README_EN.md

comments	difficulty	edit_url	tags
true	Medium	https://github.com/doocs/leetcode/edit/main/solution/0400-0499/0454.4Sum%20II/README_EN.md	Array Hash Table

454. 4Sum II

中文文档

Description

Given four integer arrays nums1, nums2, nums3, and nums4 all of length n, return the number of tuples (i, j, k, l) such that:

• 0 <= i, j, k, l < n
• nums1[i] + nums2[j] + nums3[k] + nums4[l] == 0

 

Example 1:

Input: nums1 = [1,2], nums2 = [-2,-1], nums3 = [-1,2], nums4 = [0,2]
Output: 2
Explanation:
The two tuples are:
1. (0, 0, 0, 1) -> nums1[0] + nums2[0] + nums3[0] + nums4[1] = 1 + (-2) + (-1) + 2 = 0
2. (1, 1, 0, 0) -> nums1[1] + nums2[1] + nums3[0] + nums4[0] = 2 + (-1) + (-1) + 0 = 0

Example 2:

Input: nums1 = [0], nums2 = [0], nums3 = [0], nums4 = [0]
Output: 1

 

Constraints:

• n == nums1.length
• n == nums2.length
• n == nums3.length
• n == nums4.length
• 1 <= n <= 200
• -228 <= nums1[i], nums2[i], nums3[i], nums4[i] <= 228

Solutions

Solution 1: Hash Table

We can add the elements $a$ and $b$ in arrays $nums1$ and $nums2$ respectively, and store all possible sums in a hash table $cnt$, where the key is the sum of the two numbers, and the value is the count of the sum.

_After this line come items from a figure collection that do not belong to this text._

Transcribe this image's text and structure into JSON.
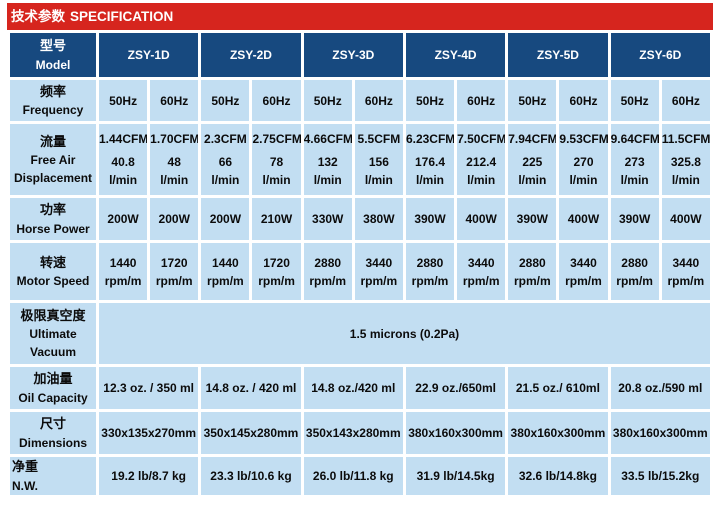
{
  "banner": {
    "title_zh": "技术参数",
    "title_en": "SPECIFICATION"
  },
  "colors": {
    "banner_red": "#D6251E",
    "header_navy": "#17497F",
    "cell_blue": "#C2DEF2"
  },
  "table": {
    "model_label": {
      "zh": "型号",
      "en": "Model"
    },
    "models": [
      "ZSY-1D",
      "ZSY-2D",
      "ZSY-3D",
      "ZSY-4D",
      "ZSY-5D",
      "ZSY-6D"
    ],
    "frequency": {
      "label_zh": "频率",
      "label_en": "Frequency",
      "values": [
        "50Hz",
        "60Hz",
        "50Hz",
        "60Hz",
        "50Hz",
        "60Hz",
        "50Hz",
        "60Hz",
        "50Hz",
        "60Hz",
        "50Hz",
        "60Hz"
      ]
    },
    "flow": {
      "label_zh": "流量",
      "label_en_1": "Free Air",
      "label_en_2": "Displacement",
      "cfm": [
        "1.44CFM",
        "1.70CFM",
        "2.3CFM",
        "2.75CFM",
        "4.66CFM",
        "5.5CFM",
        "6.23CFM",
        "7.50CFM",
        "7.94CFM",
        "9.53CFM",
        "9.64CFM",
        "11.5CFM"
      ],
      "lmin": [
        "40.8",
        "48",
        "66",
        "78",
        "132",
        "156",
        "176.4",
        "212.4",
        "225",
        "270",
        "273",
        "325.8"
      ],
      "unit": "l/min"
    },
    "power": {
      "label_zh": "功率",
      "label_en": "Horse Power",
      "values": [
        "200W",
        "200W",
        "200W",
        "210W",
        "330W",
        "380W",
        "390W",
        "400W",
        "390W",
        "400W",
        "390W",
        "400W"
      ]
    },
    "speed": {
      "label_zh": "转速",
      "label_en": "Motor Speed",
      "values": [
        "1440",
        "1720",
        "1440",
        "1720",
        "2880",
        "3440",
        "2880",
        "3440",
        "2880",
        "3440",
        "2880",
        "3440"
      ],
      "unit": "rpm/m"
    },
    "vacuum": {
      "label_zh": "极限真空度",
      "label_en_1": "Ultimate",
      "label_en_2": "Vacuum",
      "value": "1.5 microns (0.2Pa)"
    },
    "oil": {
      "label_zh": "加油量",
      "label_en": "Oil Capacity",
      "values": [
        "12.3 oz. / 350 ml",
        "14.8 oz. / 420 ml",
        "14.8 oz./420 ml",
        "22.9 oz./650ml",
        "21.5 oz./ 610ml",
        "20.8 oz./590 ml"
      ]
    },
    "dimensions": {
      "label_zh": "尺寸",
      "label_en": "Dimensions",
      "values": [
        "330x135x270mm",
        "350x145x280mm",
        "350x143x280mm",
        "380x160x300mm",
        "380x160x300mm",
        "380x160x300mm"
      ]
    },
    "nw": {
      "label_zh": "净重",
      "label_en": "N.W.",
      "values": [
        "19.2 lb/8.7 kg",
        "23.3 lb/10.6 kg",
        "26.0 lb/11.8 kg",
        "31.9 lb/14.5kg",
        "32.6 lb/14.8kg",
        "33.5 lb/15.2kg"
      ]
    }
  }
}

Then we iterate through the elements $c$ and $d$ in arrays $nums3$ and $nums4$, let $c+d$ be the target value, then the answer is the cumulative sum of $cnt[-(c+d)]$.

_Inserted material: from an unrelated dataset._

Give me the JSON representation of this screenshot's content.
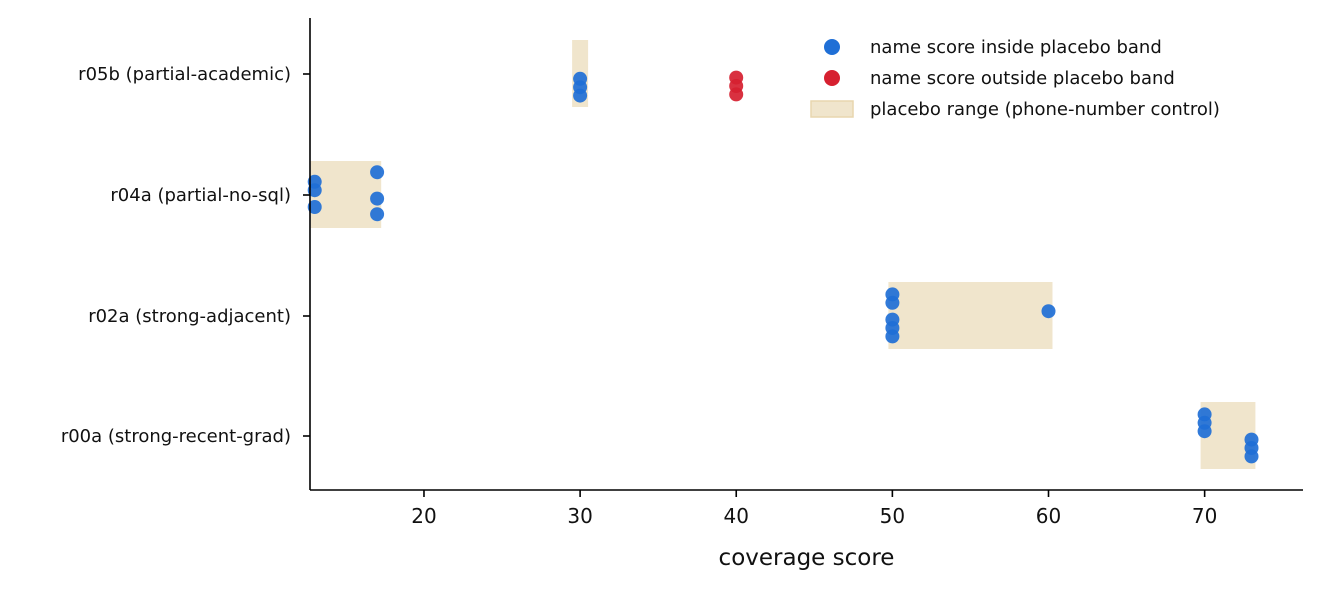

The time complexity is $O(n^2)$, and the space complexity is $O(n^2)$, where $n$ is the length of the array.

Python3

class Solution:
    def fourSumCount(
        self, nums1: List[int], nums2: List[int], nums3: List[int], nums4: List[int]
    ) -> int:
        cnt = Counter(a + b for a in nums1 for b in nums2)
        return sum(cnt[-(c + d)] for c in nums3 for d in nums4)

Java

class Solution {
    public int fourSumCount(int[] nums1, int[] nums2, int[] nums3, int[] nums4) {
        Map<Integer, Integer> cnt = new HashMap<>();
        for (int a : nums1) {
            for (int b : nums2) {
                cnt.merge(a + b, 1, Integer::sum);
            }
        }
        int ans = 0;
        for (int c : nums3) {
            for (int d : nums4) {
                ans += cnt.getOrDefault(-(c + d), 0);
            }
        }
        return ans;
    }
}

C++

class Solution {
public:
    int fourSumCount(vector<int>& nums1, vector<int>& nums2, vector<int>& nums3, vector<int>& nums4) {
        unordered_map<int, int> cnt;
        for (int a : nums1) {
            for (int b : nums2) {
                ++cnt[a + b];
            }
        }
        int ans = 0;
        for (int c : nums3) {
            for (int d : nums4) {
                ans += cnt[-(c + d)];
            }
        }
        return ans;
    }
};

Go

func fourSumCount(nums1 []int, nums2 []int, nums3 []int, nums4 []int) (ans int) {
	cnt := map[int]int{}
	for _, a := range nums1 {
		for _, b := range nums2 {
			cnt[a+b]++
		}
	}
	for _, c := range nums3 {
		for _, d := range nums4 {
			ans += cnt[-(c + d)]
		}
	}
	return
}

TypeScript

function fourSumCount(nums1: number[], nums2: number[], nums3: number[], nums4: number[]): number {
    const cnt: Record<number, number> = {};
    for (const a of nums1) {
        for (const b of nums2) {
            const x = a + b;
            cnt[x] = (cnt[x] || 0) + 1;
        }
    }
    let ans = 0;
    for (const c of nums3) {
        for (const d of nums4) {
            const x = c + d;
            ans += cnt[-x] || 0;
        }
    }
    return ans;
}

Rust

use std::collections::HashMap;

impl Solution {
    pub fn four_sum_count(
        nums1: Vec<i32>,
        nums2: Vec<i32>,
        nums3: Vec<i32>,
        nums4: Vec<i32>,
    ) -> i32 {
        let mut cnt = HashMap::new();
        for &a in &nums1 {
            for &b in &nums2 {
                *cnt.entry(a + b).or_insert(0) += 1;
            }
        }
        let mut ans = 0;
        for &c in &nums3 {
            for &d in &nums4 {
                if let Some(&count) = cnt.get(&(0 - (c + d))) {
                    ans += count;
                }
            }
        }
        ans
    }
}